America Travels Back in Time
There's no War on Terror! John McCain is a maverick! Hooray: 2000 is back! September 11th never happened.
America apparently forgot about 9/11, because President Obama is rolling back all the important and effective new national security policies of the Bush administration, like secret CIA prisons and extraordinary rendition of uncharged terrorism suspects to foreign countries where they'll be conveniently tortured. And he's closing Guantanamo!
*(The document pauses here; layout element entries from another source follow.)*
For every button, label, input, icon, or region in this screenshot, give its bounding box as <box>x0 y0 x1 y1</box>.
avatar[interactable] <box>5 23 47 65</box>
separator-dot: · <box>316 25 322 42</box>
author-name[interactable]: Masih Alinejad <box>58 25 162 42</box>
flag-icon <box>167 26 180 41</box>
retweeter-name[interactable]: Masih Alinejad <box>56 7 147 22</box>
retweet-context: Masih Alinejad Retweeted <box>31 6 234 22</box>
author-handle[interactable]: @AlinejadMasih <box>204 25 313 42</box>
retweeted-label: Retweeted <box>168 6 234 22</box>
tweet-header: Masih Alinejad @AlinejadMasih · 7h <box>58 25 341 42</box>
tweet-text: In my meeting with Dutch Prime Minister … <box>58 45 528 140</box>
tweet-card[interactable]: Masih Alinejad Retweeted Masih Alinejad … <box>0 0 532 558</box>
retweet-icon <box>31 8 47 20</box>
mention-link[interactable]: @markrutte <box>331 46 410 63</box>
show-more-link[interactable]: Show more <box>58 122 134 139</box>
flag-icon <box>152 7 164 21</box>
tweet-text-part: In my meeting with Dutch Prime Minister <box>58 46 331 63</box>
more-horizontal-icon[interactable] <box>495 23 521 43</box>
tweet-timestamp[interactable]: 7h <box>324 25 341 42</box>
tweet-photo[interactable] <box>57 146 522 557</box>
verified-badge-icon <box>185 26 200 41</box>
This means there is no more "War on Terror," and we lost, because there is still terror, obviously—specifically we are still terrified of bats, and the very real possibility that there will never be an Arrested Development movie. (Curse you, Cera!)
As the Washington Post points out, we can all retreat back into this pre-9/11 fairy tale of not needing to betray the fundamental principles of law and order and the founding document of the country because those unconstitutional policies kept us safe enough to, as we said, forget about 9/11. Welcome back, 2000! We're psyched to use Napster again!
Oh, also it being 2000 again means that Senator John McCain of Arizona is a maverick, and liberals and journalists can all love him, again. He is a "maverick" because he bucked his party and demanded the confirmation of Hillary Clinton as Secretary of State. The balls on him! Only all the other Republican senators excepting two actual mavericks had the guts to do that!
This is what is so wonderful about being back in 2000—we can go back to our comforting naivety and unquestioning acceptance of established political narratives. John McCain is a maverick, adhering to the Constitution is a luxury of safe times, and Gladiator is a great movie.